In the context of the Discrete Fourier Transform, a function in time may be expanded as a Fourier series,
$$ f_m = \frac{1}{T} \sum_{n=0}^{N-1} \tilde{f}_n e^{2\pi inm/N}, $$
where $ f_m $ is the function in the time domain in time step $ m\Delta t $, $ f_m = f(m\Delta t) $, $ T = N \Delta t $ is the period, $ f(m\Delta t) = f(m\Delta t + T) $ and $ \tilde{f}_n $ are the frequency-resolved weights.

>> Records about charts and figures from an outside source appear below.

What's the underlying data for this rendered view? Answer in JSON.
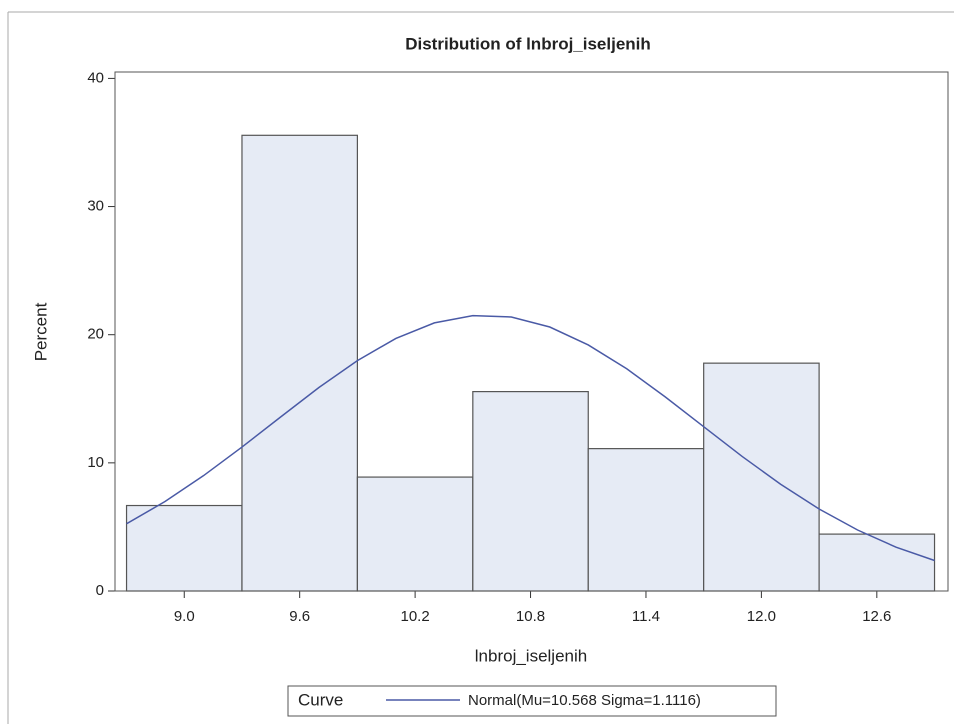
{
  "chart_data": {
    "type": "histogram",
    "title": "Distribution of lnbroj_iseljenih",
    "x_label": "lnbroj_iseljenih",
    "y_label": "Percent",
    "bins": [
      8.7,
      9.3,
      9.9,
      10.5,
      11.1,
      11.7,
      12.3,
      12.9
    ],
    "values": [
      6.67,
      35.56,
      8.89,
      15.56,
      11.11,
      17.78,
      4.44
    ],
    "color": "#e6ebf5",
    "edge_color": "#555555",
    "xlim": [
      8.64,
      12.97
    ],
    "ylim": [
      0,
      40.5
    ],
    "xticks": [
      {
        "value": 9,
        "label": "9.0"
      },
      9.6,
      10.2,
      10.8,
      11.4,
      {
        "value": 12,
        "label": "12.0"
      },
      12.6
    ],
    "yticks": [
      0,
      10,
      20,
      30,
      40
    ],
    "grid": false,
    "legend_title": "Curve",
    "curve": {
      "name": "Normal(Mu=10.568 Sigma=1.1116)",
      "color": "#4a5aa6",
      "x": [
        8.7,
        8.9,
        9.1,
        9.3,
        9.5,
        9.7,
        9.9,
        10.1,
        10.3,
        10.5,
        10.7,
        10.9,
        11.1,
        11.3,
        11.5,
        11.7,
        11.9,
        12.1,
        12.3,
        12.5,
        12.7,
        12.9
      ],
      "values": [
        5.25,
        6.98,
        9.0,
        11.23,
        13.57,
        15.88,
        17.98,
        19.71,
        20.92,
        21.49,
        21.38,
        20.6,
        19.2,
        17.34,
        15.15,
        12.82,
        10.5,
        8.33,
        6.4,
        4.76,
        3.42,
        2.38
      ]
    }
  }
}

The last, are computed in terms of the time-resolved function as
$$ \sum_{m=M}^{M+N-1} f_m e^{-2\pi in'm/N} \Delta t = \frac{1}{N} \sum_{n=0}^{N-1} \tilde{f}_n e^{2\pi i(n-n')M/N} \sum_{m=0}^{N-1} e^{2\pi i(n-n')m/N} = \tilde{f}_{n'}, $$
for any given integer $ M $.
Assuming the above is correct, $ \underline{\text{my question is the following}} $: If we can get the same coefficient $ \tilde{f}_n $ for ANY given integer $ M $, we get that
$$ \sum_{m=M}^{M+N-1} f_m e^{-2\pi inm/N} \Delta t = \sum_{m=0}^{N-1} f_m e^{-2\pi inm/N} \Delta t $$
$$ \Rightarrow \left( e^{-2\pi inM/N} - 1 \right) \sum_{m=0}^{N-1} f_m e^{-2\pi inm/N} = 0 $$
$$ \Rightarrow Mn = \mathbb{Z} N \ \lor \ \tilde{f}_n = 0, $$
which it seems to me obviously wrong since $ M $ can be any integer.
What am I missing?
Your last step is the error. You can't subtract the two sums and assume the values are the same.
If we change the variable in the first sum to $p=m-M,$ you get:
$$\sum_{m=M}^{N+M-1} f_m e^{-2\pi mni/N}=\sum_{p=0}^{N-1}f_{p+M}e^{-2\pi (p+M)ni/N}$$ Now we can subtract this sum from the right sum term by term.
Your result uses $f_p$ where you should have $f_{p+M}.$ You substituted correctly in the exponent, but failed to substitute in the subscript.